Волны времени относят назад Орел, Малоархангельск, Успенское… А оно сопровождает его сейчас, потому что Успенское и Маруся неотделимы. Сможет ли он выполнить свои обязательства?…

Странные это мысли. Неверные и тревожные. «Ты еще ничто», — мысленно говорит он себе…

Маруся вдруг оборачивается к нему.

— Знаешь, мне почему-то кажется, что видимся мы с тобой в последний раз.

— Зачем ты так?

Почему Марусе приходят в голову такие странные мысли?

Минуют деревню за деревней, кобылка весело отталкивается от мягкой дороги, невеста решила прокатить жениха как по воздуху.

— Гнедуха!…

И дорога назад, и ометы назад, и ветлы назад, крутится нескончаемая лента дороги, уносит с золотых орловских полей.

— Не вернешься ты, — говорит Маруся.

— Зачем ты так?

Она упорно о чем-то думает.

Уезжает Слава от своего счастья, понимает и не может не ехать.

Облака растаяли, вечная над ними синь, в полях светлый день.

— Не любишь ты меня, — говорит Маруся.

— Зачем ты так?

Он любит ее. Может быть, даже больше мамы.

А кобылка перебирает, перебирает ногами, и, глядишь, Змиевка перед глазами.

Серый элеватор давно уже маячил на горизонте.

Сухие комья разбрызнулись во все стороны, кобылка выгнулась, замерла перед станцией.

Маруся ослабила поводья, перекинула их через коновязь, подвязала лошадке торбу с овсом, и, взявшись за руки, — пусть смотрят! — счастливая пара — счастливая ли? — прошла в зал ожидания.

Здесь все так же, как и пять лет назад. Деревянные диваны, запыленные стекла, затхлая станционная вонь.

Поезд на Москву придет через три часа.

— Ты поезжай, — говорит Слава. — Иначе сегодня не успеешь домой.

— Не твоя забота, — отвечает Маруся. — Переночую здесь, у нас здесь знакомые.

— Долгие проводы — лишние слезы.

— Пусть долгие, пусть лишние, хочу на тебя насмотреться…

Они больше смотрят друг на друга, чем разговаривают.

Слава говорит что-то о Москве, вспоминает рассказы о том, как студенты празднуют Татьянин день.

На этот раз билет приобрели на общих основаниях и даже в плацкартный вагон. Пообедали крутыми яйцами, огурцами, свежими ржаными лепешками.

Зазвонил станционный колокол. На перрон вышел дежурный с жезлом. Пыхтя и постанывая, показался из-за поворота паровоз.

«Увидимся ли мы? — подумал Слава. — Люблю ли я Марусю?» — беззвучно спросил он самого себя.

— Залезай, — сказал проводник. — Поезд тебя дожидаться не будет!

Слава схватился за поручень и вдруг бросился к Марусе, обнял, поцеловал, так никогда еще они не целовались — исступленно, отчаянно.

Вошел в вагон, протиснулся к окну.

Маруся осталась на перроне. Красивая, суровая и вечная.

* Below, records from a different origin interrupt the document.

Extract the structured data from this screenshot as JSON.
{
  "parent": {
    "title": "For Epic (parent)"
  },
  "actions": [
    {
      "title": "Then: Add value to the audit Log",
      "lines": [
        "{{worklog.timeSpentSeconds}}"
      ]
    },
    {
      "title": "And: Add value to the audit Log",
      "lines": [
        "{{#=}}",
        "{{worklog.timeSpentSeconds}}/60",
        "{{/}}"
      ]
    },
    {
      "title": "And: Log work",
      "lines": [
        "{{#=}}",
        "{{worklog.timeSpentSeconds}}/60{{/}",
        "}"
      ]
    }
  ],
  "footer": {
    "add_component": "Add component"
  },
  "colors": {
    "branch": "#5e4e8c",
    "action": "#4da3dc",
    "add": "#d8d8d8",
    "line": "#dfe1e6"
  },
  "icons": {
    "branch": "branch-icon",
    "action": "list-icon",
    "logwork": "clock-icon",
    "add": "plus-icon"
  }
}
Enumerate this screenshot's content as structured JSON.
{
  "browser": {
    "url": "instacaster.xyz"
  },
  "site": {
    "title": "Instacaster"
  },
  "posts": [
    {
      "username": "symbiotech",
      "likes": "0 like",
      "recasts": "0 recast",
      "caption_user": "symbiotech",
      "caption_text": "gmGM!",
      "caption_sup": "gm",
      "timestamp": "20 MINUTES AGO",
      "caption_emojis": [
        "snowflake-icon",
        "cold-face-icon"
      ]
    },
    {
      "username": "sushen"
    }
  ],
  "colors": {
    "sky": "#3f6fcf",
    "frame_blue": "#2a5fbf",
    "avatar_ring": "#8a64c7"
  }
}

Вечная для покидающего ее Славы.

В вагоне Слава нашел свободную верхнюю полку, лег, вытянулся, решил, что сразу заснет и будет спать до самой Москвы. Темнело. За окном мелькали деревья, насыпи, полустанки, водокачки. Потом все пропало.

Проводник вставил в фонарь свечу, зажег, тени побежали по вагону, наступила ночь.

За стенкой спорили. Кто-то смеялся. Долго плакал ребенок. Сонное дыхание наполнило вагон.

Слава хотел заснуть и не мог. Пытался прислушаться к разговору, но ничего не разобрал, потом и разговор смолк. Пытался всматриваться в окно, но ничего не увидел, все утонуло во тьме.

Он остался наедине с Успенским. С прожитыми там годами. Приехал туда ребенком, подростком, а уезжал юношей, взрослым человеком. Был ничем, а стал…

Кто его поднял к жизни? Отец со своим Пушкиным? Никитин? Быстров? Пожалуй, больше всего Быстров. Необыкновенный человек. Он был порождением революции, а в иные моменты и самой революцией.

Поездки по волости, по уезду. Гибель помещичьих имений. Пробуждение классового самосознания. Сотни мальчиков, поднимающихся на борьбу за будущее, которое они плохо себе представляли. Одни погибали. Другие изменяли. Третьи становились людьми, достойными своего времени. Имен не счесть, а Слава каждого помнит по имени.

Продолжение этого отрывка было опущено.